The Shawl, by Cynthia Ozick, is a small book combining a brief short story and a short novella that are connected together by the central characters, an event in the past, and a shawl.
This book has many themes combined together into the two stories. The essence of the two stories is that a young mother, Rosa, her niece Stella, and Rosa’s infant daughter Magda are Poles at the beginning of World War II who have been captured by the invading Nazis and brought to a concentration camp. The author provides no details in terms of dates, places, and events. The three females are starving, and Magda is close to death. Rosa hides her by embracing her under a shawl. Magda sucks on the shawl and stays quiet. Stella, jealous of Magda, takes the shawl from her, which causes Magda to run out into the ground of the concentration camp, where she is killed.
The brief story is of good v. evil, of moral choice, of the contrast of nature and humans, of the rudiments of life and death, of the contrast of body and mind.
Put in a situation of evil, of impending death, a person might choose self-preservation or altruism toward another. Stella chose self-preservation. Rosa chose altruism until the moment when Magda died, then she chose self-preservation.
We read about life and death hovering on the edge of time: one totters on the edge, then eventually goes over the edge. Stella, Rosa, and Magda are on the edge; Magda goes over.
Their bodies were disintegrating but their minds were alive: Magda was wide-eyed; Rosa heard the voices in the fence. “She felt light, not like someone walking but like someone in a faint, in trance, arrested in a fit, someone who is already a floating angel, alert and seeing everything, but in the air.” Like the realm of being, between soul and body.

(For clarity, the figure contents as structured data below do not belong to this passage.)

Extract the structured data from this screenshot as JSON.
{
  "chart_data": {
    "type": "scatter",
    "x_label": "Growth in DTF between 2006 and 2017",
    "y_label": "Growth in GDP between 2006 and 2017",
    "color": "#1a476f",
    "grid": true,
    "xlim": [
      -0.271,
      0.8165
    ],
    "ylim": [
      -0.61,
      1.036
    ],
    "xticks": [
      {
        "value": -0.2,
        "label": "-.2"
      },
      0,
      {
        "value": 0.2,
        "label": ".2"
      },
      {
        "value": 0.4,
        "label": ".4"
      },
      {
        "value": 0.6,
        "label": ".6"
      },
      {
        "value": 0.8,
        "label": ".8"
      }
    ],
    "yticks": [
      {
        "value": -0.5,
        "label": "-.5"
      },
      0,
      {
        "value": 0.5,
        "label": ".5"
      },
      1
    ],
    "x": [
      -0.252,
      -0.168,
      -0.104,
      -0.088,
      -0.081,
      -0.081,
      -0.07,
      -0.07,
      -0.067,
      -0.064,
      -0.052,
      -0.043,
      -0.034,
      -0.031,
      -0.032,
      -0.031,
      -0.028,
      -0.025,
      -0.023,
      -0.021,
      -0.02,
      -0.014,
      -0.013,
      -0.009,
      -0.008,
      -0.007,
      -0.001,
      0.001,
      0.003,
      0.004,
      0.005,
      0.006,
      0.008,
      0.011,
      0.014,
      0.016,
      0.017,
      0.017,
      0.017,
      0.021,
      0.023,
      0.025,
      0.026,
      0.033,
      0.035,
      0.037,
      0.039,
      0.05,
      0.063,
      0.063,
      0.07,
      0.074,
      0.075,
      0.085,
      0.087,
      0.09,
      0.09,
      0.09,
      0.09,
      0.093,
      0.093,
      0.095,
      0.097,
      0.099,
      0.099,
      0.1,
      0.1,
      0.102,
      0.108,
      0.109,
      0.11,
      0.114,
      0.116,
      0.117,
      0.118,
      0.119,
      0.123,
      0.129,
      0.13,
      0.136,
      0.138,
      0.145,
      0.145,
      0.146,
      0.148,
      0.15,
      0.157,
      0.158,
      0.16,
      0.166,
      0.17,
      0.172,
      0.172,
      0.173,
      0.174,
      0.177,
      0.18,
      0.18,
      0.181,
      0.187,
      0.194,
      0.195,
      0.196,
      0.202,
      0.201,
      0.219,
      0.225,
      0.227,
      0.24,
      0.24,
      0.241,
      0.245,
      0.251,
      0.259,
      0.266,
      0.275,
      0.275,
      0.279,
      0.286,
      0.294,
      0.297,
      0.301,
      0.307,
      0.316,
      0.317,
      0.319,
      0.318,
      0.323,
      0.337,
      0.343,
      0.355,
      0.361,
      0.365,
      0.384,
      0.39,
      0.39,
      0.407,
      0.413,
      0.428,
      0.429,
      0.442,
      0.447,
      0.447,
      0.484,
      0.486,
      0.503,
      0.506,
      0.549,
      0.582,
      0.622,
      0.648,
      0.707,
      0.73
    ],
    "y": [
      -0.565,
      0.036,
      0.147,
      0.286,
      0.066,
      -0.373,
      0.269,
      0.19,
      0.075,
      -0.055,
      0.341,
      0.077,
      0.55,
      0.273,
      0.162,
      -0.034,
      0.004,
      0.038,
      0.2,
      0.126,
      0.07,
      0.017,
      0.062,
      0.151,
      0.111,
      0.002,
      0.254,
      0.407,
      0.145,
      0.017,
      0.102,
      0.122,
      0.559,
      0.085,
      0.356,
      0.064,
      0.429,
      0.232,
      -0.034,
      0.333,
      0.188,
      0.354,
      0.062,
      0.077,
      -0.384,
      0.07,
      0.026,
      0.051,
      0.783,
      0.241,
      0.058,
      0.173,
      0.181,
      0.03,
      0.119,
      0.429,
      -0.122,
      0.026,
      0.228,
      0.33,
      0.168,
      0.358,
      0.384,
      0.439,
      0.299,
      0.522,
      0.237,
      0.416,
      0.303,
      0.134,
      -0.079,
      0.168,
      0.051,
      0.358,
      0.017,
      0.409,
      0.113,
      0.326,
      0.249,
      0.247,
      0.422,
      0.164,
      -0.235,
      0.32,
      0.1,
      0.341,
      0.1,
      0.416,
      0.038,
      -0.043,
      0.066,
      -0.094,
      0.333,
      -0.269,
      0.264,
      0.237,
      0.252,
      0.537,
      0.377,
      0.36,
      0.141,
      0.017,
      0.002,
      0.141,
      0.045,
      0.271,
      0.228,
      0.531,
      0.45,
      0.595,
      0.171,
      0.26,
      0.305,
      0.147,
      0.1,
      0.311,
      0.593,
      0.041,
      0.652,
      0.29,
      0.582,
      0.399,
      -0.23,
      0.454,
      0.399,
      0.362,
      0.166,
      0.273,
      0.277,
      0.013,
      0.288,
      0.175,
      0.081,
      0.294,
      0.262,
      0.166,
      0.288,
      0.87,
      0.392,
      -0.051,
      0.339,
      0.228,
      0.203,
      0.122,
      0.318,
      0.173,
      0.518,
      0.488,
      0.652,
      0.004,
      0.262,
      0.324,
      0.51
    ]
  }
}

The second, longer part of the book takes place thirty years later in America, specifically Miami. Rosa has lived in New York but abruptly destroyed her business and fled to Miami, where she lived in squalor and despair. She is haunted by the events of the past, and the loss of Magda.
It is a lost past and an empty present: a golden memory competing with a dismal present; as one ages a futile attempt to recapture youth, the body, the beauty, the potential of youth.

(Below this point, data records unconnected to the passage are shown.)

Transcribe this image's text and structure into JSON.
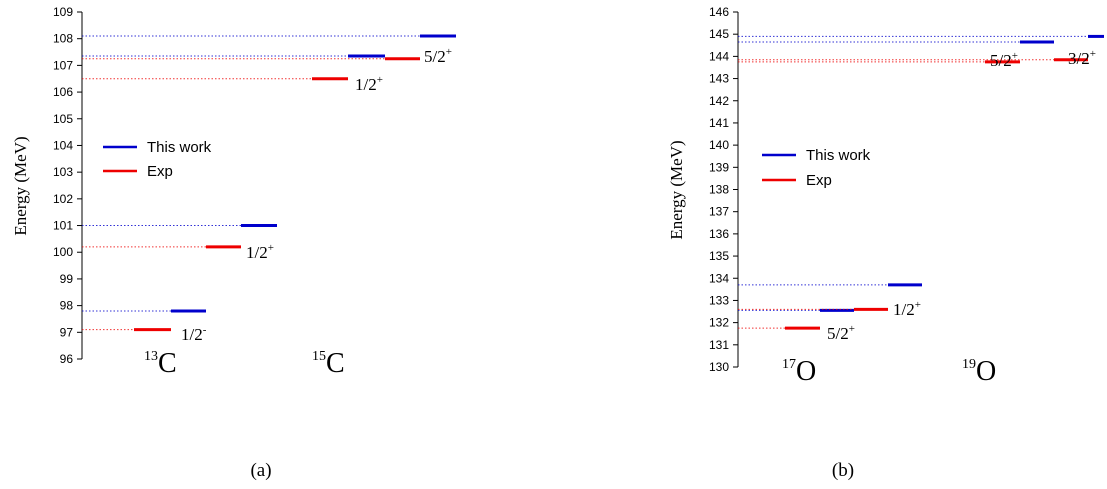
{
  "chart_data": [
    {
      "type": "level-diagram",
      "panel_label": "(a)",
      "ylabel": "Energy (MeV)",
      "ylim": [
        96,
        109
      ],
      "ytick_step": 1,
      "legend": [
        {
          "label": "This work",
          "color": "#0000cc"
        },
        {
          "label": "Exp",
          "color": "#ee0000"
        }
      ],
      "levels": [
        {
          "series": "Exp",
          "energy": 97.1,
          "nucleus": "13C",
          "state": "1/2",
          "parity": "-"
        },
        {
          "series": "This work",
          "energy": 97.8,
          "nucleus": "13C"
        },
        {
          "series": "Exp",
          "energy": 100.2,
          "nucleus": "13C",
          "state": "1/2",
          "parity": "+"
        },
        {
          "series": "This work",
          "energy": 101.0,
          "nucleus": "13C"
        },
        {
          "series": "Exp",
          "energy": 106.5,
          "nucleus": "15C",
          "state": "1/2",
          "parity": "+"
        },
        {
          "series": "This work",
          "energy": 107.35,
          "nucleus": "15C"
        },
        {
          "series": "Exp",
          "energy": 107.25,
          "nucleus": "15C",
          "state": "5/2",
          "parity": "+"
        },
        {
          "series": "This work",
          "energy": 108.1,
          "nucleus": "15C"
        }
      ],
      "nuclei": [
        {
          "mass": "13",
          "symbol": "C"
        },
        {
          "mass": "15",
          "symbol": "C"
        }
      ]
    },
    {
      "type": "level-diagram",
      "panel_label": "(b)",
      "ylabel": "Energy (MeV)",
      "ylim": [
        130,
        146
      ],
      "ytick_step": 1,
      "legend": [
        {
          "label": "This work",
          "color": "#0000cc"
        },
        {
          "label": "Exp",
          "color": "#ee0000"
        }
      ],
      "levels": [
        {
          "series": "Exp",
          "energy": 131.75,
          "nucleus": "17O",
          "state": "5/2",
          "parity": "+"
        },
        {
          "series": "This work",
          "energy": 132.55,
          "nucleus": "17O"
        },
        {
          "series": "Exp",
          "energy": 132.6,
          "nucleus": "17O",
          "state": "1/2",
          "parity": "+"
        },
        {
          "series": "This work",
          "energy": 133.7,
          "nucleus": "17O"
        },
        {
          "series": "Exp",
          "energy": 143.75,
          "nucleus": "19O",
          "state": "5/2",
          "parity": "+"
        },
        {
          "series": "This work",
          "energy": 144.65,
          "nucleus": "19O"
        },
        {
          "series": "Exp",
          "energy": 143.85,
          "nucleus": "19O",
          "state": "3/2",
          "parity": "+"
        },
        {
          "series": "This work",
          "energy": 144.9,
          "nucleus": "19O"
        }
      ],
      "nuclei": [
        {
          "mass": "17",
          "symbol": "O"
        },
        {
          "mass": "19",
          "symbol": "O"
        }
      ]
    }
  ]
}
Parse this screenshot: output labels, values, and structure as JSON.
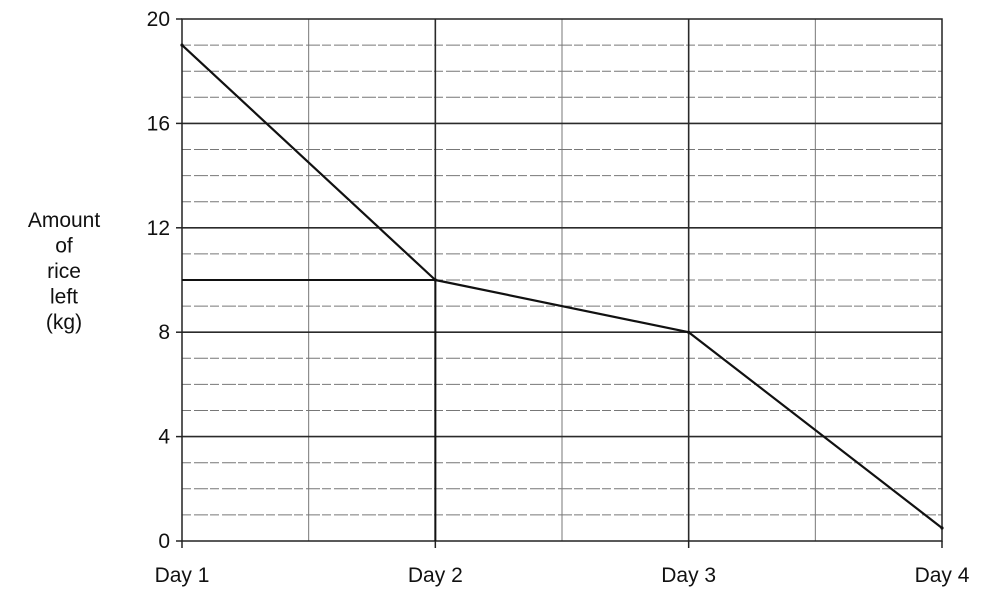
{
  "chart_data": {
    "type": "line",
    "title": "",
    "xlabel": "",
    "ylabel_lines": [
      "Amount",
      "of",
      "rice",
      "left",
      "(kg)"
    ],
    "categories": [
      "Day 1",
      "Day 2",
      "Day 3",
      "Day 4"
    ],
    "y_ticks": [
      "0",
      "4",
      "8",
      "12",
      "16",
      "20"
    ],
    "ylim": [
      0,
      20
    ],
    "grid": true,
    "series": [
      {
        "x": [
          0,
          1,
          2,
          3
        ],
        "values": [
          19,
          10,
          8,
          0.5
        ]
      }
    ],
    "guide_lines": [
      {
        "from": [
          0,
          10
        ],
        "to": [
          1,
          10
        ]
      },
      {
        "from": [
          1,
          10
        ],
        "to": [
          1,
          0
        ]
      }
    ],
    "colors": {
      "line": "#111111",
      "grid_major": "#2a2a2a",
      "grid_minor": "#777777",
      "frame": "#222222"
    }
  }
}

The story evokes images of the Madonna and Child: Magda the blessed babe, Rosa the Madonna; the child was sacrificed, died, but lives again, resurrected in Rosa’s crazed mind as a great university philosopher.
Rosa cannot escape from the evil that happened to Magda, and the greater evil that affected Poles in 1939 of their catastrophic destruction at the hands of the Nazis and Soviets. Rosa was from the Polish upper class of Warsaw. Her family were Poles before they were Jews. When they lost their Polishness they became like everyone else, like other Jews.

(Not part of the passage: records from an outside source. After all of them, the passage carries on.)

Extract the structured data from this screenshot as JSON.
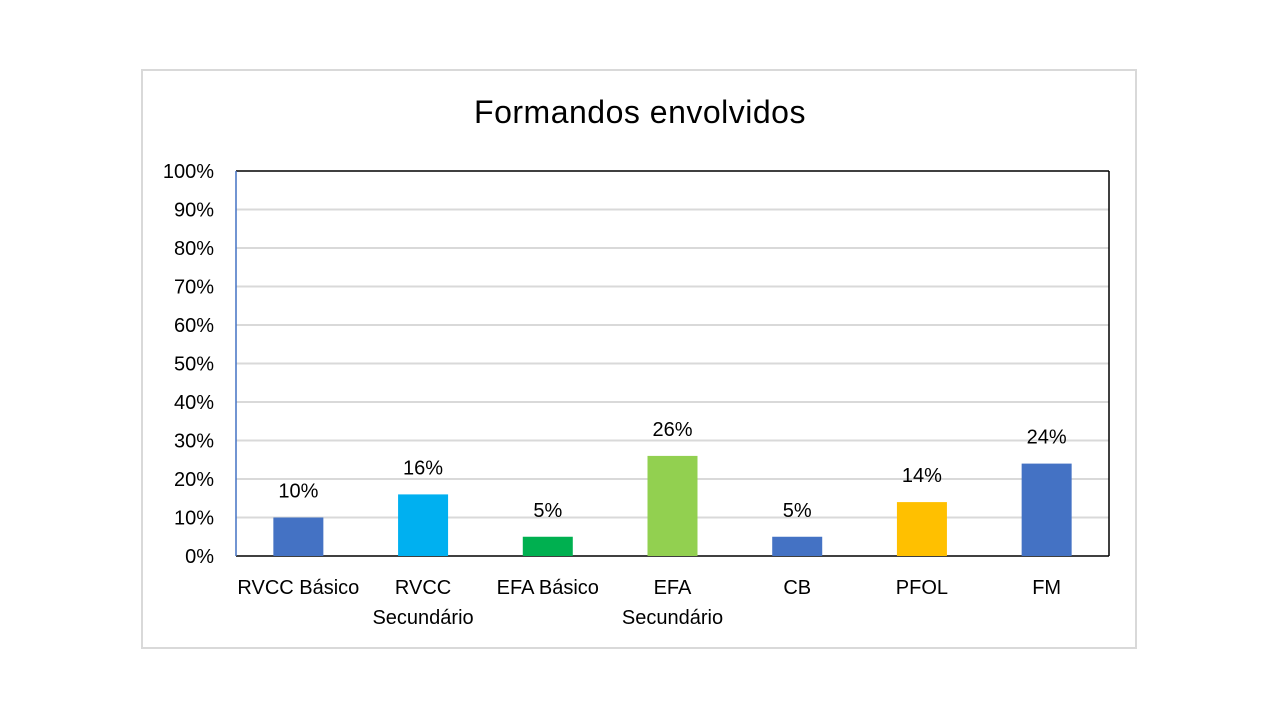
{
  "chart_data": {
    "type": "bar",
    "title": "Formandos envolvidos",
    "categories": [
      [
        "RVCC Básico"
      ],
      [
        "RVCC",
        "Secundário"
      ],
      [
        "EFA Básico"
      ],
      [
        "EFA",
        "Secundário"
      ],
      [
        "CB"
      ],
      [
        "PFOL"
      ],
      [
        "FM"
      ]
    ],
    "values": [
      10,
      16,
      5,
      26,
      5,
      14,
      24
    ],
    "value_labels": [
      "10%",
      "16%",
      "5%",
      "26%",
      "5%",
      "14%",
      "24%"
    ],
    "bar_colors": [
      "#4472c4",
      "#00b0f0",
      "#00b050",
      "#92d050",
      "#4472c4",
      "#ffc000",
      "#4472c4"
    ],
    "ylim": [
      0,
      100
    ],
    "yticks": [
      0,
      10,
      20,
      30,
      40,
      50,
      60,
      70,
      80,
      90,
      100
    ],
    "ytick_labels": [
      "0%",
      "10%",
      "20%",
      "30%",
      "40%",
      "50%",
      "60%",
      "70%",
      "80%",
      "90%",
      "100%"
    ],
    "grid": true,
    "legend": "none"
  }
}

Overall, this book is about time. It is about one moment in time, when, where, why is never described, but it burns itself into Rosa’s memory (“a blazing flying current, a terrible beak of light bleeding out a kind of cuneiform on the underside of her brain”), and she spends the rest of her life recalling it. This moment of time haunts her, from it she conjures up ghosts, memories that seem as real as the present, indeed are more significant than the present, for the past is more real to her, especially the one grand moment, not of her daughter’s death, but her daughter’s birth. In that moment it was like the Madonna and Christ child. It was an incarnation of a person, an idea, that became life. Magda’s death has seared her life, and her birth, upon Rosa’s brain as the most important event, the most significant event, that she knows of.
When this birth happened, life was good, she was betrothed, her Polish family living lives of harmony, sophistication, culture—all of which were subsequently rubbed out, or stolen, by the criminal invaders of Poland.